Nascido em Bauru, no interior de São Paulo, em 31 de março de 1942, Ronaldo Poletti era filho de Ribelle Poletti, paulista de origem italiana, e de Zaida Pinto de Britto, natural de Alagoas, e ainda na infância mudou-se para a Capital Paulista, onde fez o curso primário no agora extinto Colégio Stafford, o curso ginasial no tradicional Colégio São Bento e o curso clássico no Colégio Rio Branco. Mais tarde, cursou a Faculdade de Direito do Largo de São Francisco, onde foi aluno de Miguel Reale, Alfredo Buzaid e Goffredo Telles Junior, autores que muito marcaram a sua formação jurídica e tinham pertencido à Ação Integralista Brasileira (AIB) e se conservavam fiéis aos princípios essencialmente cristãos e brasileiros do Integralismo, aos quais, aliás, o então acadêmico Poletti aderiu depois de estudar profundamente a obra de Plínio Salgado, tornando-se inclusive um dos mais ilustres vultos da chamada Segunda Geração Integralista.

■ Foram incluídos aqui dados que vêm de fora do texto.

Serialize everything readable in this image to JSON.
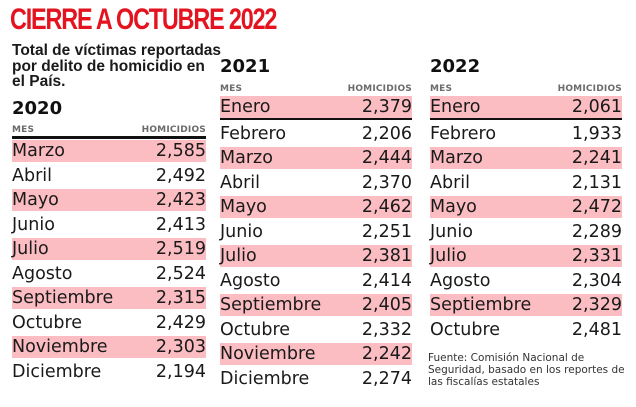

Nesse período, publicou diversos trabalhos sobre temas que iam da Filosofia do Direito à Literatura e, como restou dito, militou ativamente no Partido de Representação Popular (PRP) e no Movimento Águia Branca, participando das atividades do Grêmio Cultural Jackson de Figueiredo e da Confederação de Centros Culturais da Juventude (CCCJ) e fundando, na faculdade de que era aluno, o Partido de Representação Acadêmica, orientado pelos mesmos princípios do Partido de Representação Popular, bem sintetizados no lema “Deus, Pátria e Família”.

Alfredo Buzaid

Tendo se formado em Ciências Jurídicas e Sociais pela Faculdade de Direito da USP em 1966 e advogado em São Paulo por alguns anos, foi Poletti nomeado promotor público em 1969, com apenas vinte e sete anos de idade, atuando como membro do Ministério Público do Estado de São Paulo nos municípios de Penápolis e Bilac, bem como na Capital Paulista. No início da década de 1970, a convite de Alfredo Buzaid, então Ministro da Justiça, mudou-se para Brasília, onde atuou inicialmente no Ministério da Justiça, de que foi consultor entre os anos de 1972 e 1979, e mais tarde foi, dentre outras coisas, consultor jurídico do Ministério da Aeronáutica, diretor-geral de Secretaria do Supremo Tribunal Federal (STF), consultor-geral da República, presidente do Instituto Histórico e Geográfico do Distrito Federal (IHGDF) e da União dos Romanistas Brasileiros (URBS) e professor da Faculdade de Direito da Universidade de Brasília, pela qual se tornou mestre em 1991, com a dissertação intitulada A vertente romanista da dicotomia Direito Público/Privado, e doutor em 2007, com a tese Elementos para um conceito jurídico de Império. Um dos mais notáveis jusfilósofos, historiadores do Direito e romanistas brasileiros, desviou-se Poletti da maioria dos nossos romanistas pela importância que deu ao Direito do povo do Lácio, como, aliás, bem assinalou o Prof. Acacio Vaz de Lima Filho, que igualmente tem plena consciência de que, diversamente do que supõem alguns, não foram os romanos gigantes apenas no campo do Direito Privado, como também no âmbito do Direito Público.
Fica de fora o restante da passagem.